E-mail started in 1965 as a way for multiple users of a time-sharing mainframe computer to communicate. Basic text chat functionality has existed on multi-user computer systems and bulletin board systems since the early 1970s. In the 1980s, a terminal emulator was a piece of software necessary to log into mainframes and thus access e-mail. Prior to the rise of the Internet, computer files were exchanged over dialup lines, requiring ways to send binary files over communication systems that were primarily intended for plain text; programs implementing special transfer modes were implemented using various de facto standards, most notably Kermit.
In 1985 the first decentralized chat system was created called Bitnet Relay, whereas Minitel probably provided the largest chat system at the same time.
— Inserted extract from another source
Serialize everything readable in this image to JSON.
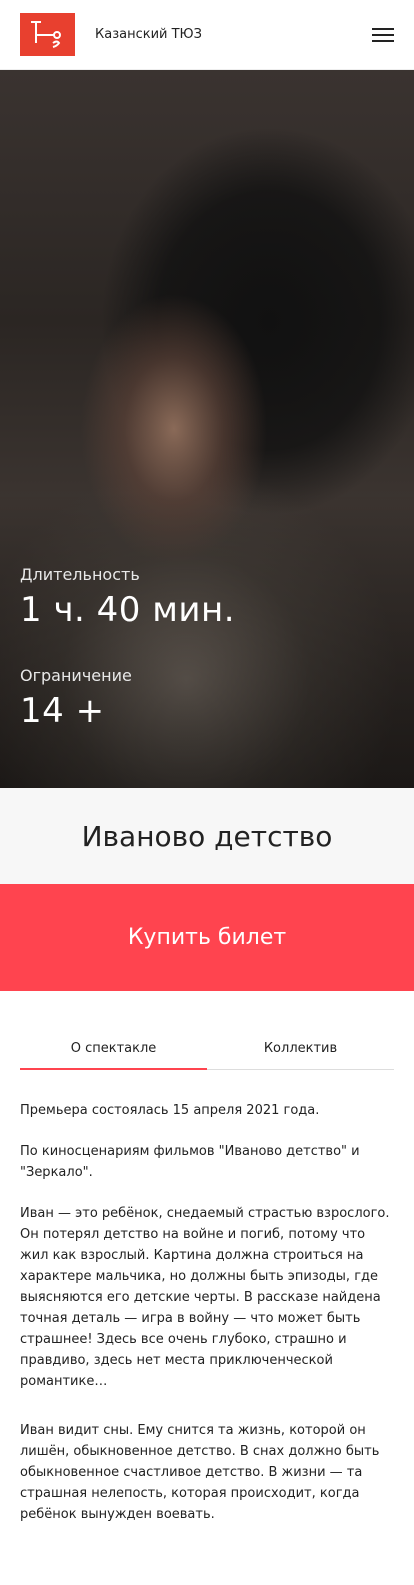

In August 1988 the Internet Relay Chat followed. CU-SeeMe was the first chat system to be equipped with a video camera. Instant messaging featuring a buddy list and the notion of online presence was introduced by ICQ in 1996. In the days of the Internet boom, web chats were very popular, too.
Chatting is a real-time conversation or message exchange that takes place in public or in private groupings called chat rooms. Some chatrooms have moderators who will trace and block offensive comments and other kinds of abuse. Based on visual representation chats are divided into text based chat room just as were IRC and Bitnet Relay Chat, 2D – supporting graphic smilies; and 3D the conversation in which takes place in 2D graphic surrounding.